Materials and methods.
The study included 610 randomly selected, 25-40-year old subjects. All subjects presented as new patients seeking routine dental care (not emergency care) at the University of Toronto Faculty of Dentistry (n = 400) and at the University of Saskatchewan Dental School in Saskatoon (n = 210) between the years 1998 and 2000. These two sites were chosen because they were considered to reflect contrasting conditions - endodontists are abundant in Toronto, whilst the yare scarce in Saskatoon. Randomization was carried out using a random numbers table. To be enrolled in the study, the patient’s chart had to contain a current full-mouth radiographic series or panoramic radiograph. Where neither was present, the patient was excluded and the next one (in the alphabetical list of all patients) selected. Where only a panoramic radiograph was present, supplemental periapical radiographs were taken of all teeth that had root fillings. Because of the nature of the radiology clinics in both institutions, the intraoral films were exposed with a variety of X-ray machines and processed in a variety of automatic processors. However, all periapical radiographs were taken using the paralleling technique.
All radiographs were viewed in a ‘blind’ manner by one investigator. The method of viewing the radiographs was standardized - they were examined in a darkened room using an illuminated viewer box with magnification (3.5x) whilst mounted in a cardboard slit to block off ambient light emanating from the viewer. To avoid the need for interexaminer calibration, the same investigator collected the data at both study sites.

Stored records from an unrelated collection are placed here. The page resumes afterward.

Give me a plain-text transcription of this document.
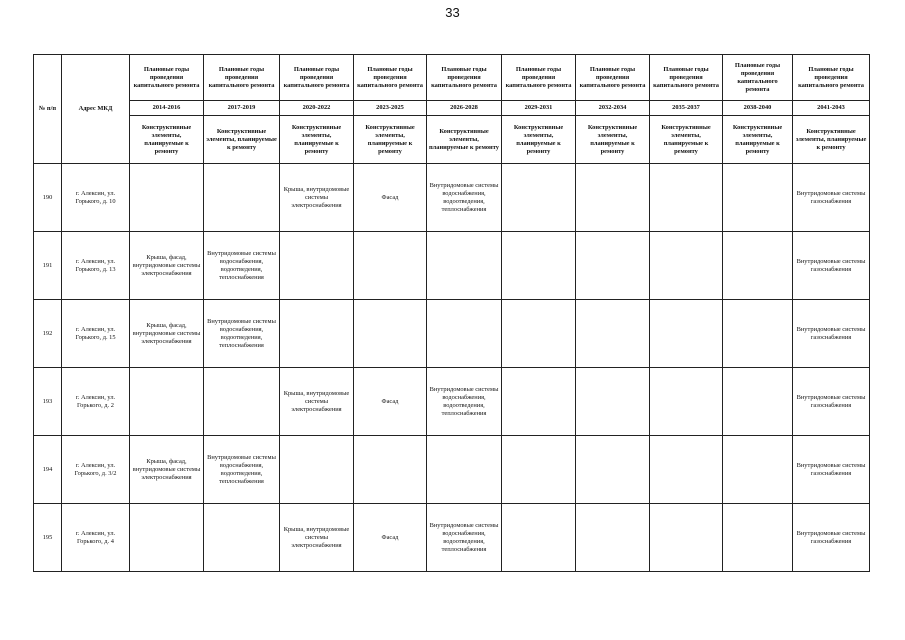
33
№ п/п	Адрес МКД	Плановые годы проведения капитального ремонта	Плановые годы проведения капитального ремонта	Плановые годы проведения капитального ремонта	Плановые годы проведения капитального ремонта	Плановые годы проведения капитального ремонта	Плановые годы проведения капитального ремонта	Плановые годы проведения капитального ремонта	Плановые годы проведения капитального ремонта	Плановые годы проведения капитального ремонта	Плановые годы проведения капитального ремонта
		2014-2016	2017-2019	2020-2022	2023-2025	2026-2028	2029-2031	2032-2034	2035-2037	2038-2040	2041-2043
		Конструктивные элементы, планируемые к ремонту	Конструктивные элементы, планируемые к ремонту	Конструктивные элементы, планируемые к ремонту	Конструктивные элементы, планируемые к ремонту	Конструктивные элементы, планируемые к ремонту	Конструктивные элементы, планируемые к ремонту	Конструктивные элементы, планируемые к ремонту	Конструктивные элементы, планируемые к ремонту	Конструктивные элементы, планируемые к ремонту	Конструктивные элементы, планируемые к ремонту
190	г. Алексин, ул. Горького, д. 10			Крыша, внутридомовые системы электроснабжения	Фасад	Внутридомовые системы водоснабжения, водоотведения, теплоснабжения					Внутридомовые системы газоснабжения
191	г. Алексин, ул. Горького, д. 13	Крыша, фасад, внутридомовые системы электроснабжения	Внутридомовые системы водоснабжения, водоотведения, теплоснабжения								Внутридомовые системы газоснабжения
192	г. Алексин, ул. Горького, д. 15	Крыша, фасад, внутридомовые системы электроснабжения	Внутридомовые системы водоснабжения, водоотведения, теплоснабжения								Внутридомовые системы газоснабжения
193	г. Алексин, ул. Горького, д. 2			Крыша, внутридомовые системы электроснабжения	Фасад	Внутридомовые системы водоснабжения, водоотведения, теплоснабжения					Внутридомовые системы газоснабжения
194	г. Алексин, ул. Горького, д. 3/2	Крыша, фасад, внутридомовые системы электроснабжения	Внутридомовые системы водоснабжения, водоотведения, теплоснабжения								Внутридомовые системы газоснабжения
195	г. Алексин, ул. Горького, д. 4			Крыша, внутридомовые системы электроснабжения	Фасад	Внутридомовые системы водоснабжения, водоотведения, теплоснабжения					Внутридомовые системы газоснабжения
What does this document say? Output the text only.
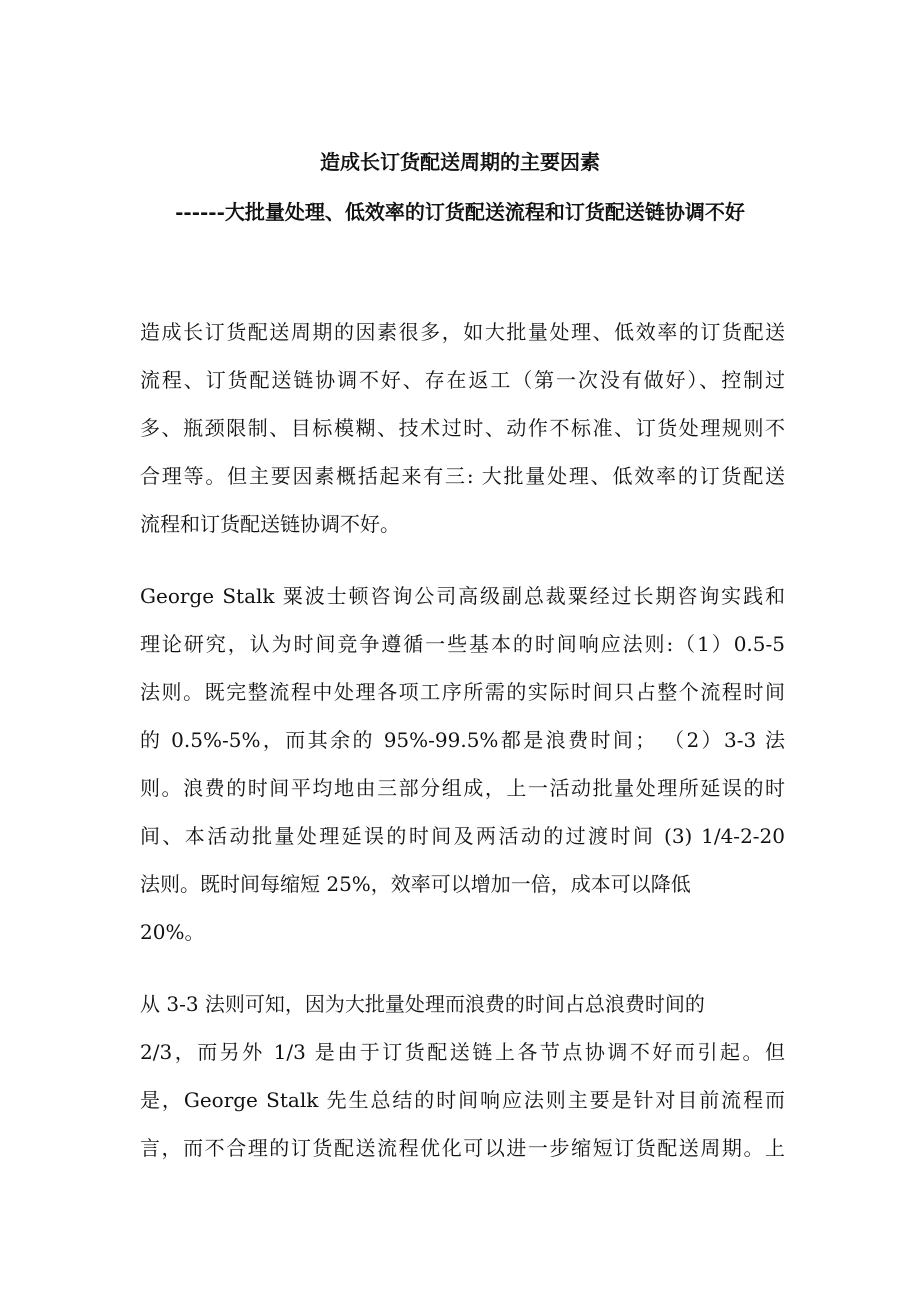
造成长订货配送周期的主要因素
------大批量处理、低效率的订货配送流程和订货配送链协调不好
造成长订货配送周期的因素很多，如大批量处理、低效率的订货配送
流程、订货配送链协调不好、存在返工（第一次没有做好）、控制过
多、瓶颈限制、目标模糊、技术过时、动作不标准、订货处理规则不
合理等。但主要因素概括起来有三: 大批量处理、低效率的订货配送
流程和订货配送链协调不好。
George Stalk 粟波士顿咨询公司高级副总裁粟经过长期咨询实践和
理论研究，认为时间竞争遵循一些基本的时间响应法则:（1）0.5-5
法则。既完整流程中处理各项工序所需的实际时间只占整个流程时间
的 0.5%-5%，而其余的 95%-99.5%都是浪费时间； （2）3-3 法
则。浪费的时间平均地由三部分组成，上一活动批量处理所延误的时
间、本活动批量处理延误的时间及两活动的过渡时间 (3) 1/4-2-20
法则。既时间每缩短 25%，效率可以增加一倍，成本可以降低
20%。
从 3-3 法则可知，因为大批量处理而浪费的时间占总浪费时间的
2/3，而另外 1/3 是由于订货配送链上各节点协调不好而引起。但
是，George Stalk 先生总结的时间响应法则主要是针对目前流程而
言，而不合理的订货配送流程优化可以进一步缩短订货配送周期。上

The following information was recorded on a structured form for each subject:
- number of teeth present and the location of missing teeth;
- number and location of teeth without root fillings (untreated teeth) having identifiable apical periodontitis lesions (as observed in panoramic or periapical radiographs) and
- number and location of root-filled teeth.
In addition, the ‘Periapical Index’ (PAI) score (Krstavik et al.1986) was recorded for each one of the root-filled roots. The worst score of all roots was taken to represent the PAI score for multirooted teeth. The scores were then dichotomized into periapically ‘healthy’ (PAI 1 and 2) or ‘diseased’ (PAI 3- 5).The latter was considered to be consistent with apical periodontitis. The principal investigator was calibrated for the use of the PAI index. The kit of 100 reference radiographs and ‘gold standard’ observations (Krstavik et al. 1986) was used, dichotomizing the ‘gold standard’ observations as described above, and the interobserver Kappa score calculated. Observations were recorded at two different times and compared, in order to calculate the intraobserver Kappa score.
The quality of the root filling, with respect to density and length, was assessed and recorded for each root. Density was classified as follows:
- adequate - uniform radiodensity and adaptation of the filling to the root canal walls, or
- in adequate - visible canal space laterally along the filling or voids within the filling mass, or identifiable untreated canal.
Length was classified as follows:
- short - ending more than 2 mm from the radiographic apex;
- adequate - ending 0-2 mm short of the apex;
- long - extruding beyond the apex.
The quality of the restoration was also assessed radiographically and classified as inadequate if the restoration was absent or if open margins, overhangs or secondary caries were detectable. In addition, the presence or absence of posts was noted.
All subjects identified to have at least one root-filled tooth were contacted by telephone and invited for an interview. Because the majority of the subjects had been enrolled as active patients at both institutions since their initial screening, these patients were interviewed when they arrived to undergo treatment in the university clinics. In order to increase the response rate, letters were sent to those patients who were not contacted by telephone. When contacted, the subjects were explained about the study, invited to enroll and offered a reimbursement for lost work time and travel expenses. The ethics committees of both institutions approved the study, and all enrolled subjects signed a written informed consent.
During the interview, the subjects answered a structured questionnaire that recorded reasons for extraction of missing teeth (if applicable), approximate date endodontic treatment was rendered and whether this was provided by a generalist or an endodontist. Also included were additional general questions intended to define the socio-demographic characteristics of the studied populations. In addition to the questionnaire, all root- filled teeth were clinically examined, with particular attention to detecting possible cracks or fractures of the coronal tooth structure, open margins, overhangs or secondary caries. The type of the restoration (temporary or permanent, intracoronal or extracoronal) was also noted.
Raw data were entered in Excel databases and statistical tests were carried out using the spss statistical package. Where appropriate, data were pooled for each subject and then for each of the two study populations. Chi-square and independent t-tests were used to analyse differences between and within groups. The distribution of each continuous outcome variable was checked for normality; for nonparametric distributions, Mann- Whitney U-test was used to confirm significance.
The prevalence of apical periodontitis was compared between, and within the two studied populations, between teeth treated by generalists and those treated by specialists and between teeth treated by generalists in Toronto and those treated by generalists in Saskatoon. Further comparisons were carried out between the different categories of root filling and restoration, and combinations thereof. All tests were two-tailed performed at the 5% significance level.